Password Managers for Mac Users in 2024

We all have so many passwords to keep track of! If you’re still not using a password manager, make it your New Year’s resolution to start.

I last wrote about this two years ago in Notes on Password Managers. In this note, I’ll talk about the password manager I was using, what I switched to, and why I made the change.

The Landscape

First, I’ll mention the password managers that everyone recommends:

  • For most people1Password is the standard recommendation. It’s high-quality, proven secure, and easy to use.
  • For techies the standard is Bitwarden. It’s highly functional but has a more barebones interface compared to 1Password. Unlike 1Password, it has a free basic version.

What I Was Using

For years my family and I used 1Password. All password managers have the same core features, but 1Password was the most polished and the easiest to use, especially compared to competitors like Bitwarden or Lastpass. It is trustworthy, and has a well-documented security design.

So why did I switch?

Starting in 2019, 1Password began to focus on the enterprise market. They developed great features for big-company customers, like automatic AWS sign-in, SSO, and fingerprint auth for SSH.

Unfortunately, development stalled on consumer-facing features and fixes, which has become frustrating for technical users like me and consumers like my family.

Requests by technical users are met with friendly but vague corporate responses. For example, there’s a long thread asking for the techie-favorite Orion browser to be supported, which took months, with the Orion developers reporting that they had been ignored. Meanwhile, the enterprise Arc browser was instantly supported. Posts questioning this were removed from the support forum.

More recently they added telemetry, which has not been well-received.

Development of the browser plugin, arguably the most important part for consumers, has also stalled. In May 2022, 1Password released a major update changing how passwords are organized, with a new concept called Collections. As of January 2024, the browser extension still doesn’t support these changes, creating a confusing situation.

In short, development stalled on features users care about.

What I Am Using Now

I’ve switched to Apple’s built-in password manager, which I am calling iCloud Passwords. Unfortunately, it doesn’t have an official name. You can find documentation here for Mac, here for iPhone, and here for Windows (!!). Over the last two years, the Authentication Experience team at Apple has thoroughly improved this feature.

_Apple-provided screenshot. Not my accounts._

This is a password manager, not for other data like 1Password. For items like software licenses and health insurance cards, I am considering Apple Secure Notes or encrypted disk images.
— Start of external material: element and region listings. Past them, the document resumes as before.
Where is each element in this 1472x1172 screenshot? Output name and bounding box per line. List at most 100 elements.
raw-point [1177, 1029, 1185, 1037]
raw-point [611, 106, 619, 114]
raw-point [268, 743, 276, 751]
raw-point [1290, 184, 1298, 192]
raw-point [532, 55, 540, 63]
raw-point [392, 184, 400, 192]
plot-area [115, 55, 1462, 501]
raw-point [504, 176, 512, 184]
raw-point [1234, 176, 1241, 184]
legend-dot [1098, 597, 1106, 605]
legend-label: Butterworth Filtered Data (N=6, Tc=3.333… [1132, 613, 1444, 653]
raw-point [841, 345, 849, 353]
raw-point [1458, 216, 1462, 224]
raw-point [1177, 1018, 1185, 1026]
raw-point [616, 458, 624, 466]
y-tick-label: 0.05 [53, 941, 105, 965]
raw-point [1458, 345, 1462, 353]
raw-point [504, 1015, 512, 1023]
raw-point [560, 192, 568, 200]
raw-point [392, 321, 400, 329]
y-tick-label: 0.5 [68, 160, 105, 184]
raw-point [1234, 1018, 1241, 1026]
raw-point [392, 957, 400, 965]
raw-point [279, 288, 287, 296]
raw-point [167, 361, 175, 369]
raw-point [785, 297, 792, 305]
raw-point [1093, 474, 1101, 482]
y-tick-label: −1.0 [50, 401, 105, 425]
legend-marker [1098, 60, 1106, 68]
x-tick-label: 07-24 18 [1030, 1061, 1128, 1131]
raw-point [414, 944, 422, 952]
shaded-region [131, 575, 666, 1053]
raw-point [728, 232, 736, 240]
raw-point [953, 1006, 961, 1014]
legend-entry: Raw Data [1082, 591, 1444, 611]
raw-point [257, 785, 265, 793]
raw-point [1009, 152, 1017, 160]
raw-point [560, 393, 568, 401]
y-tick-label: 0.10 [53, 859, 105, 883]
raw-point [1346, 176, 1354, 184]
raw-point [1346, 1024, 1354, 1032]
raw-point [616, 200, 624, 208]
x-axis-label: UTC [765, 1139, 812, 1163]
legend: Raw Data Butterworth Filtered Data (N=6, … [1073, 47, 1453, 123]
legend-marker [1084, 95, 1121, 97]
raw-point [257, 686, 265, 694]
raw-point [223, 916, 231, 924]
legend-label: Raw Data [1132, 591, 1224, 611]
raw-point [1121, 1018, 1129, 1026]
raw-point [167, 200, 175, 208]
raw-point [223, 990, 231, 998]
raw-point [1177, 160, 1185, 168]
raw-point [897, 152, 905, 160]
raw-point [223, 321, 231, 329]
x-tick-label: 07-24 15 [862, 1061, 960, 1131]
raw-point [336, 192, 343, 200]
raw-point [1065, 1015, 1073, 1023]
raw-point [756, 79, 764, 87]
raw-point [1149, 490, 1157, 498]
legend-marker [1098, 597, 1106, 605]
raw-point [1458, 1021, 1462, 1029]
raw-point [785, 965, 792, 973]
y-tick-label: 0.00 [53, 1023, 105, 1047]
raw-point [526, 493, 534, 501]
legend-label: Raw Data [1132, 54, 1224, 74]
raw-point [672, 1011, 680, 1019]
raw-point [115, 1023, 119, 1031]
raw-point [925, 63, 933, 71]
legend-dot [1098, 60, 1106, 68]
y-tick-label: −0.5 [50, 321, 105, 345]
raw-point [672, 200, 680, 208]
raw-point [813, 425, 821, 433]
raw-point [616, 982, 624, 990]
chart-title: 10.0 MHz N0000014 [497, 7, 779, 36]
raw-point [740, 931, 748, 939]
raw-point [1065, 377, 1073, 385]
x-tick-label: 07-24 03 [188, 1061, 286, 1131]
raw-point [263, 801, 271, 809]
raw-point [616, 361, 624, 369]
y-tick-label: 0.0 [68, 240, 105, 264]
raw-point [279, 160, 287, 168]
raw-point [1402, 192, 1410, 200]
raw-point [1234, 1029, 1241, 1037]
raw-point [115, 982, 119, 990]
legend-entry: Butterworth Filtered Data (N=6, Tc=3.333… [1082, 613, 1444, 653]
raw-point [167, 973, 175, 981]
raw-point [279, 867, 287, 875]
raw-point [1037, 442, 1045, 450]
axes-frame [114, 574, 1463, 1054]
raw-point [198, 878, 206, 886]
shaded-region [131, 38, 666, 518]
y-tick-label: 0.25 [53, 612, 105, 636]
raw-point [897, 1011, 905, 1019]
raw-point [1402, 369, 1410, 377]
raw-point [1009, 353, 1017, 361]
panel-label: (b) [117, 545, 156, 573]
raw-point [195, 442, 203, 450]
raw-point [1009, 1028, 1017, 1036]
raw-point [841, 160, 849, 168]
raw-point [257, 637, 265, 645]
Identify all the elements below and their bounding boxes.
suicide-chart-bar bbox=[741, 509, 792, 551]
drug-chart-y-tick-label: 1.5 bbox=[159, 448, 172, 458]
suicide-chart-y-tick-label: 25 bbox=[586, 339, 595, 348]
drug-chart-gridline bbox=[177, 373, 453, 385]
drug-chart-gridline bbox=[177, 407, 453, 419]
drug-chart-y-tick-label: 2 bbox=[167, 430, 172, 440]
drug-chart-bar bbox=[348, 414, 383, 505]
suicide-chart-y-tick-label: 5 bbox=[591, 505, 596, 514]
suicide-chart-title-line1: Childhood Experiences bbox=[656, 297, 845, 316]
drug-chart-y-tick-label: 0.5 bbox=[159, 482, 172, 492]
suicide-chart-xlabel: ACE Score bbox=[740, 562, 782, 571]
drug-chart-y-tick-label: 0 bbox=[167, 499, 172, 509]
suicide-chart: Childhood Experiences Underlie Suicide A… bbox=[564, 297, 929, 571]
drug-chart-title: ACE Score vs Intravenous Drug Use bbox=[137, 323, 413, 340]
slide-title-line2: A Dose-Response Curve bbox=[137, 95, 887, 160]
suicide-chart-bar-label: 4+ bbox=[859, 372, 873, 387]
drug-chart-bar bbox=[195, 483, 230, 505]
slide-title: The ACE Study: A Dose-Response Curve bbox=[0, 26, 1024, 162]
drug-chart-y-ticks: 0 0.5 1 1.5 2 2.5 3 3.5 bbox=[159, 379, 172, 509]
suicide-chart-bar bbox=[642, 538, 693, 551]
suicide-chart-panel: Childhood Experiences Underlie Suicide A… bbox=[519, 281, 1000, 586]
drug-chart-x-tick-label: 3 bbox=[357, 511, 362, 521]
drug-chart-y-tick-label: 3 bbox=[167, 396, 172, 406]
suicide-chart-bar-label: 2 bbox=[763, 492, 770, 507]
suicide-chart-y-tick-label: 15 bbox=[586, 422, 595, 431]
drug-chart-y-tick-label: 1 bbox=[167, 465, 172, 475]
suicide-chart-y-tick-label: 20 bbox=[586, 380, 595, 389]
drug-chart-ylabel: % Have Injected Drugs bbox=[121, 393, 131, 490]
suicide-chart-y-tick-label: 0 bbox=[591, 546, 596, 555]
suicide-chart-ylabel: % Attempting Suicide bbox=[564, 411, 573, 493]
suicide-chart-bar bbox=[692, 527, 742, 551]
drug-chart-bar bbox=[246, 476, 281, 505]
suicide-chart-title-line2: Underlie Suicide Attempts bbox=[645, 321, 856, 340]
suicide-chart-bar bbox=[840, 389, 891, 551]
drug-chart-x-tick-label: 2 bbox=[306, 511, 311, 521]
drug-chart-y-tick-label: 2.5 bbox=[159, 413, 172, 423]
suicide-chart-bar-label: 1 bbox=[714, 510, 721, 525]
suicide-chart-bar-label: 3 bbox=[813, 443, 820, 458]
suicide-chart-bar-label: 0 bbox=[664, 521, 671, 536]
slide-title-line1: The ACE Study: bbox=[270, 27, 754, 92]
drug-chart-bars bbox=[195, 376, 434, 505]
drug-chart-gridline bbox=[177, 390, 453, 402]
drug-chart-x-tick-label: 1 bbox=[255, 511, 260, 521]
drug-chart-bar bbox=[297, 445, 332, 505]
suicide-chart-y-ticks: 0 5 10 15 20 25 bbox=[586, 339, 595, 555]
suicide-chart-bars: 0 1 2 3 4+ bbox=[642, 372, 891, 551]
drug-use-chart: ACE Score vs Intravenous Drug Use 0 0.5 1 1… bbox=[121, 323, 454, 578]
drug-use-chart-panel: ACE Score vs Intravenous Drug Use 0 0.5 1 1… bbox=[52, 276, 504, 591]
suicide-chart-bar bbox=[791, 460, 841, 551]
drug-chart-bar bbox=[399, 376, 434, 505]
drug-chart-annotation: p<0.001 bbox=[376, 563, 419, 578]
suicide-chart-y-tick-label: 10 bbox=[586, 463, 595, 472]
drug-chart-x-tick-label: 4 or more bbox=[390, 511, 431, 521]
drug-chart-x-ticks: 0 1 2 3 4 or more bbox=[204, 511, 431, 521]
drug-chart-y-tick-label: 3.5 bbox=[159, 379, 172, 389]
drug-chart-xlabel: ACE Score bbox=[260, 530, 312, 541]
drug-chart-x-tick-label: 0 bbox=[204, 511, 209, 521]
iCloud Passwords does passwords very well:

  • Reliable autofill that doesn’t block fields I am trying to fill in
    • It has the best autofill implementation that I’ve seen
  • Excellent passkey support that could eliminate passwords
    • 1Password can do this, but I never got it to work
  • Free, built-in sync across Apple devices
  • Selective password sharing

However, there’s no dedicated app! It’s only a settings panel. You should install this unofficial Shortcut for easy access on your iPhone and Mac.

Apple needs to make this an official named product with its own app. If they do, it will likely become the go-to password manager for Apple users. For now, it remains hidden in Settings.

And it has become a favorite among Apple tech nerds. It helps that the lead developer engages on Mastodon, building goodwill.

You can import from 1Password, but I’m manually moving over passwords as needed. There are too many old, dead passwords in my 1Password vault.

So far, I’m very happy with the switch.